Mimesis' in insani boyuttaki ifadesi günümüzde sanattan ayrışarak, bir bakıma gerçeğin ne olduğu, bireylere toplum tarafından ve/veya toplum bireylerinin bir yansıması olarak, sanal ortamda gösterilenler üzerinden yaratılan gerçeğin, kimin gerçeği olduğu yönünde sorgulamalara itmektedir. Bu, arzu boyutuna indirgendiğinde ise bireyin kendi iradesi kapsamında mı bir nesneyi/ötekiyi arzuladığı ve bu doğrultuda ona ulaşmaya çalıştığı, yoksa toplumun sahip olduklarını (maddi ve manevi tüm değerler) kendi içinde barındıran kültür olgusunun da destekleyerek yarattığı bir gerçeklik zemininde mi üretildiği soruları zihinde yankı bulmaktadır. Psikanaliz bunun ipuçlarını aslında çok önceden vermiştir.

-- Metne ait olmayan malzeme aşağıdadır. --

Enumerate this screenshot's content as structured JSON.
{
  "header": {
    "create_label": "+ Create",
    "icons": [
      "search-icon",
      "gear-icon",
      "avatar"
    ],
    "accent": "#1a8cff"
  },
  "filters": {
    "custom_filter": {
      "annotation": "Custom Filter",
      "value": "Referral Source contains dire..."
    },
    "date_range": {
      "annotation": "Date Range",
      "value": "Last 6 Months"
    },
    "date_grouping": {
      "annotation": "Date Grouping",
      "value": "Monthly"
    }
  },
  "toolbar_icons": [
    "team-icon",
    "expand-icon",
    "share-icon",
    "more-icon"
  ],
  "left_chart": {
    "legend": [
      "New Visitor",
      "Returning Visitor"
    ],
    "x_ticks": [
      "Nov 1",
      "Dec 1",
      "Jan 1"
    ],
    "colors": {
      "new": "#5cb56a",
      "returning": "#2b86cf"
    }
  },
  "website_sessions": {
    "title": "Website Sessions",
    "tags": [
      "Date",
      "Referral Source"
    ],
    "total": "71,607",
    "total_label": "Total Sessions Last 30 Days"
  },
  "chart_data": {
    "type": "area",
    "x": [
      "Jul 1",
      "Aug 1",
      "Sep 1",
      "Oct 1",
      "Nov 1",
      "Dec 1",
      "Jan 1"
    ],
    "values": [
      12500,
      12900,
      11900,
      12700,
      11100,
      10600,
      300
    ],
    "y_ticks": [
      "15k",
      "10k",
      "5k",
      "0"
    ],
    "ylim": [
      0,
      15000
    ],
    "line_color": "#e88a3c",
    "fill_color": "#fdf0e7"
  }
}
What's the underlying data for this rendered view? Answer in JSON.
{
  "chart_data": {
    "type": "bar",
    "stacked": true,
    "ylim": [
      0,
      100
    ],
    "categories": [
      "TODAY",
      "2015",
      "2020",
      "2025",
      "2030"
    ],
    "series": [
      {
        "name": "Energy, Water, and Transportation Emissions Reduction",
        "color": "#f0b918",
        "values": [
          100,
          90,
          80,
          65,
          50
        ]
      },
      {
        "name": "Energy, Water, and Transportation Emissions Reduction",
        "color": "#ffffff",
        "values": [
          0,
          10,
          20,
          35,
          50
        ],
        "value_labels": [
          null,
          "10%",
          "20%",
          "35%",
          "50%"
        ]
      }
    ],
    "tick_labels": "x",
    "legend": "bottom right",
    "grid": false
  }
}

Mimetik Arzu – Bakışlarım, Ötekinin İşaret Ettiği Yerdedir
Psikanaliz, bireyin ilgileri, beğenileri, değerleri gibi ona ait olduğunu düşündüğü bu özelliklerinin ötekinden yansıyan, ötekinin kırıntılarının bulunduğu bir kendilikten bahsedilebileceğini ifade eder. Yani bireyde, ötekinin izleri mutlaka varlık göstermektedir (Ahıska, 2013). Ben ve öteki karşılaşmasının ve etkileşiminin bir ayrılmazlığı ifade ettiği, ben diye adlandırılan, ben' e ait olan her şeyin, ki buna derinde yer alan arzular dahil ötekinin radarından çıkamayan bir yapı olarak, filozof ve düşünür Rene Girard' ın geliştirdiği arzu teorisinde de desteklenmektedir. Bostan (2019)' a göre, Girard mimesis' i bireyin temel davranışlarından biri olarak ifade ettiği öykünme davranışı ile ilişkilendirmiştir ve bireyin arzusunu da bu eksende ele almıştır. Dolayısıyla bireyin arzusunun saf bir kendine ait arzu şeklinde değil, ötekinin arzuladığını arzulamak şeklinde tanımlamıştır. Yine mimetik arzuyu besleyenin ise kültür olduğunu, bu sebeple de aslında herkese hitap eden özelliği ile arzu nesnelerinin bireyin zihninde bilinçli olarak arzulanıp arzulanmadığı noktasında farkındalığın oluşmadığı yönündedir (Şiray, 2008).
Sanal ortam, özellikle sosyal medya mimetik arzunun ivme kazanmasında önemli bir araçtır. Herkes hem arzulayan ''ben'', hem de arzu duyulan ''ötekidir''. O halde, bireyin kendinden var ettiği arzusu onun arzusu mudur? Bunu düşünmek için güzel bir başlangıç.
Kaynak:
Ahıska, M. (2013). Nergis Facebook' ta: Yeni Kendilik Temsilleri ve Narsisizm. Narsisizm içinde, 141-152: Bağlam Yayınları.
Bostan, D. (2019). Başkalarının aşkı: Hangi kadın filminde mimetik arzu. Türkiye İletişim Araştırmaları Dergisi , (34) , 275-279.
https://dergipark.org.tr/en/download/article-file/910092
İşcen, M. D. (2020). Platon' un sanatçıları ve zanaatkarları: Mimesis üzerine bir inceleme. Journal of Arts , 3 (2) , 117-128.
https://dergipark.org.tr/en/download/article-file/1121897
Şiray, M. (2008). Rene Gigard' da ''şiddet'' kavramı üzerine. Cogito, (55), 58-70.